Me he sentido aliviada cuando, tras el primer recibimiento exitoso en los Globos de Oro, la película empezó a ser cuestionada como “involuntariamente racista”. Ay, Hollywood, tan entregado a las causas del momento, todas ellas identitarias, y tan poco empático con la realidad social de su país. Una decadencia social que amenaza con cercar la zona opulenta de la ciudad del cine, ya que se cifran en 50.000 los sin techo que viven en el área metropolitana de La La Land. Una situación declarada de emergencia que se extiende a San Francisco, adonde acuden pobres de los estados fríos, al abrigo de una intemperie más benigna.

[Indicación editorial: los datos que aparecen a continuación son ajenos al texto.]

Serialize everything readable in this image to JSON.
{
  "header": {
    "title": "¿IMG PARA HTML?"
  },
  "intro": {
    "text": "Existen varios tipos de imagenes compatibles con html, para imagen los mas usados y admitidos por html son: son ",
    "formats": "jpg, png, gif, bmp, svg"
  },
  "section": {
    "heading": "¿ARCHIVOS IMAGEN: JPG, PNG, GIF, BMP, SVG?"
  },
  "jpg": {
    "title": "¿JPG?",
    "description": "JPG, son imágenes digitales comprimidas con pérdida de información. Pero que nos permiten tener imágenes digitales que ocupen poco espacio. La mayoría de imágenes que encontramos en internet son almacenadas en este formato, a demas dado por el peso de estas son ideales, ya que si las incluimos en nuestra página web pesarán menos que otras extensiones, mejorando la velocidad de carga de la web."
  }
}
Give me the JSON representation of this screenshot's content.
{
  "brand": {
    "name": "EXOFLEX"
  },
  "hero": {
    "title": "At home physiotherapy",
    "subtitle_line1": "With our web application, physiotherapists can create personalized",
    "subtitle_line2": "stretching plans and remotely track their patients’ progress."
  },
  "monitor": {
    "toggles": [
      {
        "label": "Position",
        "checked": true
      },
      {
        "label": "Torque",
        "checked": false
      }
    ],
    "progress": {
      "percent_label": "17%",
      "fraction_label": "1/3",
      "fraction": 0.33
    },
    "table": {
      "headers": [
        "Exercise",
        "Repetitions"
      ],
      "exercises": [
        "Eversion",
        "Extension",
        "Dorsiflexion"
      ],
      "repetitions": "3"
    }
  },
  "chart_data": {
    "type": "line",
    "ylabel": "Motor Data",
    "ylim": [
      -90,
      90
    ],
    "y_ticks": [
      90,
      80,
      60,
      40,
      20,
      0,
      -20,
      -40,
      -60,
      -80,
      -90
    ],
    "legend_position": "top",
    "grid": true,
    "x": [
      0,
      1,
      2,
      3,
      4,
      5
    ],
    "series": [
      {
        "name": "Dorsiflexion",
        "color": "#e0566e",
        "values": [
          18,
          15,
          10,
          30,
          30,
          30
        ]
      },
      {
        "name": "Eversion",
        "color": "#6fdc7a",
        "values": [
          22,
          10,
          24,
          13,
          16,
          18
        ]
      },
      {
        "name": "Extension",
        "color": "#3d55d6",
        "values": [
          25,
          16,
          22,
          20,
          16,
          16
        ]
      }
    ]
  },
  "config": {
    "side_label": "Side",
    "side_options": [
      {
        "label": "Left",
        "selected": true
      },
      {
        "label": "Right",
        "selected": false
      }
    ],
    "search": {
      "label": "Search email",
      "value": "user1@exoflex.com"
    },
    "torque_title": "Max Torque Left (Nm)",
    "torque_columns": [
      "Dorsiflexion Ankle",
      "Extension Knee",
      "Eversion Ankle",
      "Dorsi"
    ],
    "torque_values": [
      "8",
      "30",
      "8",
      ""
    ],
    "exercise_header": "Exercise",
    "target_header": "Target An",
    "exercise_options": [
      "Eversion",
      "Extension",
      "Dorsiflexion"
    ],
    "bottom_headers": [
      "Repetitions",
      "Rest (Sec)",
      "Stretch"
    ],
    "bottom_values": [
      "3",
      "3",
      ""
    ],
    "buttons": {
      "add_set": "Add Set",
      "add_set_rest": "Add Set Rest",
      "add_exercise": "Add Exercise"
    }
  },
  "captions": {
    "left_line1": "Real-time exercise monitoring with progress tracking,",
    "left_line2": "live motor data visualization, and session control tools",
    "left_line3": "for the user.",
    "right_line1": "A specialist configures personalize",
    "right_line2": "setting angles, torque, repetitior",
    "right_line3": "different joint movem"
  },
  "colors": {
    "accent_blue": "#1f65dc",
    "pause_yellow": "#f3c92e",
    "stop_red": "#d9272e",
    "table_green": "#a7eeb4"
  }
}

La película, cómo no, rezuma violencia, pero al ser una violencia ejercida por una mujer herida es aplaudible. Si esa madre ataviada como una especie de Rambo versión femenina muele a patadas a dos estudiantes, es porque se lo merecían; si quema la comisaría con el poli dentro, es justo; si acusa al cura de consentir todos los abusos sexuales de sus pares es divertido. El fallo es que ella no parece una señora de pueblo sino una actriz que llega de Hollywood disfrazada de activista paramilitar a dar una pequeña gran lección moral a todos esos Red Neck, o paletos. Qué diferente aquella inolvidable Frances McDormand de Arde Mississippi en la película de Alan Parker. Representaba a un verdadera mujer del pueblo, inmersa en la pesadilla racista del sur en los años sesenta, pero ni los malos eran ridículas caricaturas, ni la violencia de los buenos llamaba al aplauso bobo. Alguna vez ha declarado McDonagh, el director, que Chéjov le aburre y le apasiona Tarantino. Tal vez debería subir la dosis chejoviana y rebajar la tarantinesca. Lo que advierto, y de ahí mi preocupación, es que la actitud arrogante hacia los que no piensan como nosotros explica por qué las buenas causas no convencen a quienes más las están necesitando. ¿No será porque en vez de seducirlos nos mofamos de ellos?